L’iniziativa di Trump di proclamare l’11 novembre 1918, giorno dell’armistizio, e l’8 maggio 1945, anniversario della fine della Seconda guerra mondiale, come festività nazionali negli Stati Uniti non solleva obiezioni. Il ruolo svolto dagli USA nella vittoria in entrambe le guerre mondiali fu rilevante e degno di rispetto. Non è tuttavia possibile minimizzare in questo modo l’immenso contributo della Russia e della Cina alla vittoria nella Seconda guerra mondiale, ignorando le colossali sofferenze e gli enormi sacrifici in termini di vite umane sostenuti da entrambi i Paesi nella lotta contro il nazismo.
Ottant’anni fa il più grande corrispondente di guerra americano della Seconda guerra mondiale, il leggendario Ernie Pyle (Ernest Taylor Pyle), offriva una visione totalmente diversa. Scrivendo poche settimane prima di cadere sotto il fuoco delle truppe giapponesi durante la battaglia di Okinawa, Pyle concludeva: “Abbiamo vinto questa guerra grazie al coraggio dei nostri uomini e a molte altre cose: grazie alla Russia, all’Inghilterra e alla Cina, al corso del tempo, e ai doni della natura”. E poi aggiungeva: “Abbiamo vinto non perché il destino ci abbia resi migliori di tutti gli altri popoli. Spero che in questa vittoria la nostra gratitudine possa superare il nostro orgoglio”.

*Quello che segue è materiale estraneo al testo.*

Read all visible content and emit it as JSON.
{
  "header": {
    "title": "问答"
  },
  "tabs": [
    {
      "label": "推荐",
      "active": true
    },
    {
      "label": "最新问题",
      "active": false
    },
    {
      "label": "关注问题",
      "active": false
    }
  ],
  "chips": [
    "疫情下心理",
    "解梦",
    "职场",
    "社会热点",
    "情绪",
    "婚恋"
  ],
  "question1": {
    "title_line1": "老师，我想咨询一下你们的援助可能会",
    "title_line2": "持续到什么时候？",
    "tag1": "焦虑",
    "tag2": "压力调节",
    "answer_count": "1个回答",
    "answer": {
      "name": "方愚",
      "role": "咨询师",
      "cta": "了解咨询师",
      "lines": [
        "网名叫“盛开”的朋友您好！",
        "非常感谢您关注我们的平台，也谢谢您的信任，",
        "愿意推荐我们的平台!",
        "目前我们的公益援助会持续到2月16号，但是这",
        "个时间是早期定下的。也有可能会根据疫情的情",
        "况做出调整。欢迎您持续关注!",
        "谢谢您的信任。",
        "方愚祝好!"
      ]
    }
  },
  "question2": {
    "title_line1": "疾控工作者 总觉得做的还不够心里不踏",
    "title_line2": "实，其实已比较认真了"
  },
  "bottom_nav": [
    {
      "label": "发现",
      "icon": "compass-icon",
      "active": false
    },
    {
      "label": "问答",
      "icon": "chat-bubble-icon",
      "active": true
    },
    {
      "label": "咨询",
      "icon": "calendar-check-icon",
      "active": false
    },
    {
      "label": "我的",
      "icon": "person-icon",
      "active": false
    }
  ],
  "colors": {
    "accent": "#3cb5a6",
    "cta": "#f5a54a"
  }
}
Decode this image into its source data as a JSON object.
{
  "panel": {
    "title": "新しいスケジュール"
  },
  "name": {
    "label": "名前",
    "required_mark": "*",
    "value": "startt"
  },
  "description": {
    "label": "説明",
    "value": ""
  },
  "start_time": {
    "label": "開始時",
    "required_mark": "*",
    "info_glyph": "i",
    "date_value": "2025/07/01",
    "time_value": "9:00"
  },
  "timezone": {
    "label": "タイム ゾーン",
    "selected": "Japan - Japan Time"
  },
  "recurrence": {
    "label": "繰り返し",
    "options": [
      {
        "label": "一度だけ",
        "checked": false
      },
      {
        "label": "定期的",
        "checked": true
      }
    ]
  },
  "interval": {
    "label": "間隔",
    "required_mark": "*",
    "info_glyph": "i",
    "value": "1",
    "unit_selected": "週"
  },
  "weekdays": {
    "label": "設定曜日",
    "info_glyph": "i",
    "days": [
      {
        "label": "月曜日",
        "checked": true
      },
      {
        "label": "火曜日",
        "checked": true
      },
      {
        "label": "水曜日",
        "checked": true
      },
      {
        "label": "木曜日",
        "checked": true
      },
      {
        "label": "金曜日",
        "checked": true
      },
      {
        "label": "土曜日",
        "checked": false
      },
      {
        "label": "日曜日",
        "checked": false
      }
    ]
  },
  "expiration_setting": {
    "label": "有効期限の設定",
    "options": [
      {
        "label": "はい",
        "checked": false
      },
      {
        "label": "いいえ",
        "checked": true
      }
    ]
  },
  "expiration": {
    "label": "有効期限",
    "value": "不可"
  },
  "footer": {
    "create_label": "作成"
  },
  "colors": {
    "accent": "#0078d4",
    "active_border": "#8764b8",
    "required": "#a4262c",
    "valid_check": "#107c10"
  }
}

Il presidente Trump e il suo arrogante giullare Pete Hegseth farebbero bene ad attingere alla saggezza eterna delle parole di Ernie Pyle, e devono farlo in fretta.
Come ammonisce solennemente la Bibbia ebraica e cristiana nel Libro dei Proverbi, capitolo 16, versetto 18: “Prima della rovina viene l’orgoglio, e prima della caduta lo spirito altero”.